I. — NAVIRES QUITTANT LE PORT DE BREST

 

Tous les navires quittant le port ou la rade de Brest pour aller en mer au-delà de la ligne Saint-Mathieu-Le Toulinguet doivent, vingt-quatre heures avant l'heure prévue pour l'appareillage, se présenter à la « Hafenkommandantur-Hafenhueberwachungstelle », pour y demander un permis de navigation.
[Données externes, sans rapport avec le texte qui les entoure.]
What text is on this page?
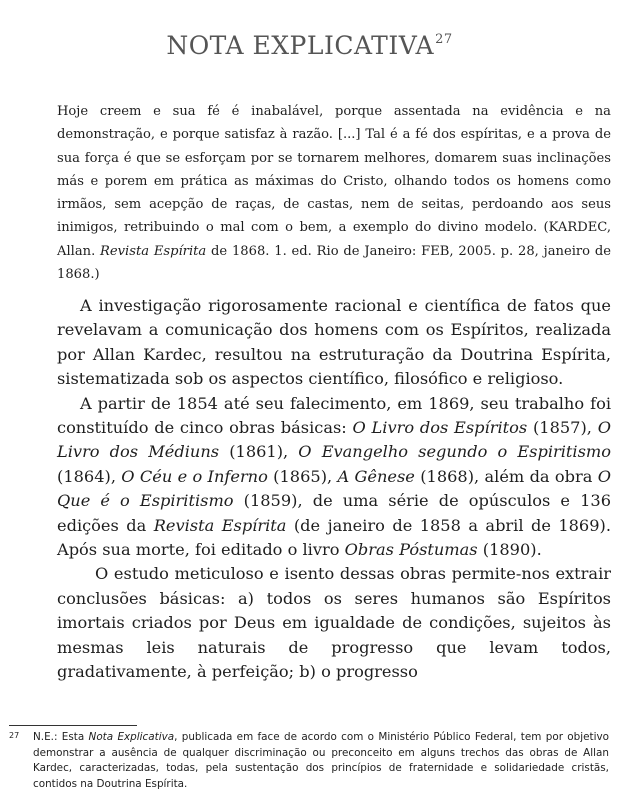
NOTA EXPLICATIVA$^{27}$

Hoje creem e sua fé é inabalável, porque assentada na evidência e na demonstração, e porque satisfaz à razão. [...] Tal é a fé dos espíritas, e a prova de sua força é que se esforçam por se tornarem melhores, domarem suas inclinações más e porem em prática as máximas do Cristo, olhando todos os homens como irmãos, sem acepção de raças, de castas, nem de seitas, perdoando aos seus inimigos, retribuindo o mal com o bem, a exemplo do divino modelo. (KARDEC, Allan. Revista Espírita de 1868. 1. ed. Rio de Janeiro: FEB, 2005. p. 28, janeiro de 1868.)

A investigação rigorosamente racional e científica de fatos que revelavam a comunicação dos homens com os Espíritos, realizada por Allan Kardec, resultou na estruturação da Doutrina Espírita, sistematizada sob os aspectos científico, filosófico e religioso.

A partir de 1854 até seu falecimento, em 1869, seu trabalho foi constituído de cinco obras básicas: O Livro dos Espíritos (1857), O Livro dos Médiuns (1861), O Evangelho segundo o Espiritismo (1864), O Céu e o Inferno (1865), A Gênese (1868), além da obra O Que é o Espiritismo (1859), de uma série de opúsculos e 136 edições da Revista Espírita (de janeiro de 1858 a abril de 1869). Após sua morte, foi editado o livro Obras Póstumas (1890).

O estudo meticuloso e isento dessas obras permite-nos extrair conclusões básicas: a) todos os seres humanos são Espíritos imortais criados por Deus em igualdade de condições, sujeitos às mesmas leis naturais de progresso que levam todos, gradativamente, à perfeição; b) o progresso

27 N.E.: Esta Nota Explicativa, publicada em face de acordo com o Ministério Público Federal, tem por objetivo demonstrar a ausência de qualquer discriminação ou preconceito em alguns trechos das obras de Allan Kardec, caracterizadas, todas, pela sustentação dos princípios de fraternidade e solidariedade cristãs, contidos na Doutrina Espírita.
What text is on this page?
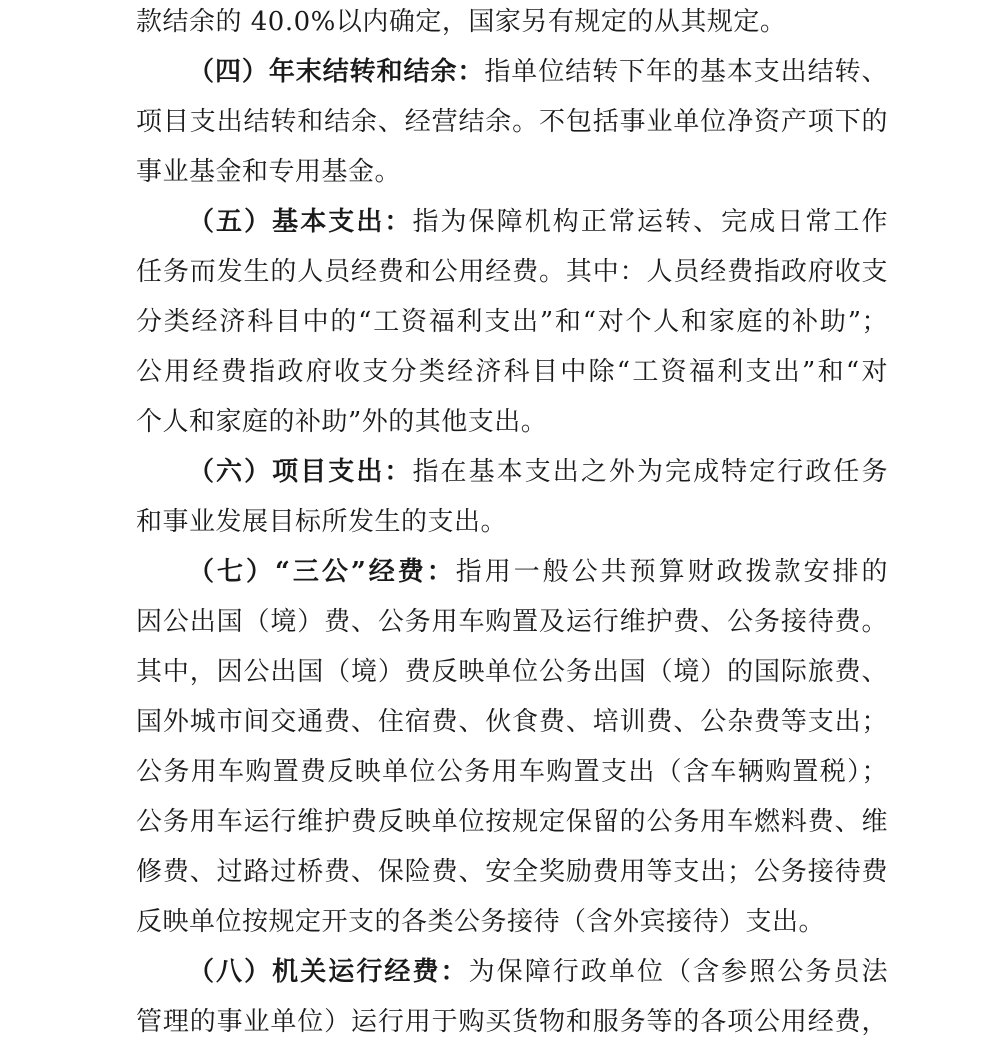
款结余的 40.0%以内确定，国家另有规定的从其规定。
（四）年末结转和结余：指单位结转下年的基本支出结转、
项目支出结转和结余、经营结余。不包括事业单位净资产项下的
事业基金和专用基金。
（五）基本支出：指为保障机构正常运转、完成日常工作
任务而发生的人员经费和公用经费。其中：人员经费指政府收支
分类经济科目中的“工资福利支出”和“对个人和家庭的补助”；
公用经费指政府收支分类经济科目中除“工资福利支出”和“对
个人和家庭的补助”外的其他支出。
（六）项目支出：指在基本支出之外为完成特定行政任务
和事业发展目标所发生的支出。
（七）“三公”经费：指用一般公共预算财政拨款安排的
因公出国（境）费、公务用车购置及运行维护费、公务接待费。
其中，因公出国（境）费反映单位公务出国（境）的国际旅费、
国外城市间交通费、住宿费、伙食费、培训费、公杂费等支出；
公务用车购置费反映单位公务用车购置支出（含车辆购置税）；
公务用车运行维护费反映单位按规定保留的公务用车燃料费、维
修费、过路过桥费、保险费、安全奖励费用等支出；公务接待费
反映单位按规定开支的各类公务接待（含外宾接待）支出。
（八）机关运行经费：为保障行政单位（含参照公务员法
管理的事业单位）运行用于购买货物和服务等的各项公用经费，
Toutefois les navires séjournant à Brest pendant un court délai pourront annoncer leur départ en même temps que leur arrivée.

 

À l'arrivée dans le port de destination, ce permis doit être remis à la « Hafenkommandantur » de ce port, qui est qualifié pour délivrer un permis de navigation pour tout nouveau voyage à effectuer, en partant de ce même port.

 

Les navires quittant le port de Brest pour y retourner après avoir fait seulement escale dans un ou plusieurs ports, où n'existe pas de « Hafenkommandantur », auront à signaler à la « Hafenkommandantur » de Brest que le permis de navigation doit être valable pour le voyage de retour ;

ils devront, dans ce cas, remettre ce permis à la fin du voyage, c'est-à-dire à leur arrivée à Brest.

 

Aucun permis de navigation ne peut être, dans l'état actuel des choses, délivré pour la partie de la côte de la Manche à l'est du port de Saint-Malo.

 

II. — NAVIRES ENTRANT DANS LE PORT DE BREST

 

Les navires entrant dans le port de Brest et venant du large doivent s'annoncer à la « Hafenkommandantur - Hafenhueberwachungstelle » dès leur arrivée, pour donner le permis de navigation qui leur aura été délivré par la « Hafenkommandantur » du port d'où ils viennent.

 

Il est rappelé que les navires entrant à Brest, pour y séjourner pendant un délai réduit, ont la faculté de demander leur permis de départ en même temps qu'ils annoncent leur arrivée.

 

Sont seuls dispensés des règles précédentes les petits navires de pêche qui ne quittent pas, en principe, le port pour des périodes d'une durée supérieure à 24 heures.

 

Toutefois, les navires et sloops assurant des services réguliers de transport de marchandises, entre Brest et d'autres ports, pourront être pourvus d'une autorisation à caractère permanent ;

les demandes des capitaines et patrons devront être présentées au Service du port qui les transmettra à la « Hafenkommandantur ».

 

L'attention de tous les capitaines et patrons intéressés est appelée sur la nécessité de se conformer rigoureusement aux prescriptions édictées par l'autorité maritime allemande et d'accomplir toutes les formalités visées ci-dessus.

 

L'attention des patrons de tous les sloops et navires de pêche est appelée sur la nécessité de voiler toutes les lumières du pont et de les dissimuler complètement à la partie supérieure.

 

Les feux de position devront être réglés pour présenter une limite de visibilité inférieure à un mille marin et devront également être complètement dissimulés à la partie supérieure.

 

Les patrons devront veiller très attentivement à l'observation des prescriptions ci-dessus qui intéressent d'ailleurs leur propre sécurité ;

faute de quoi, des sanctions seraient certainement prises contre eux.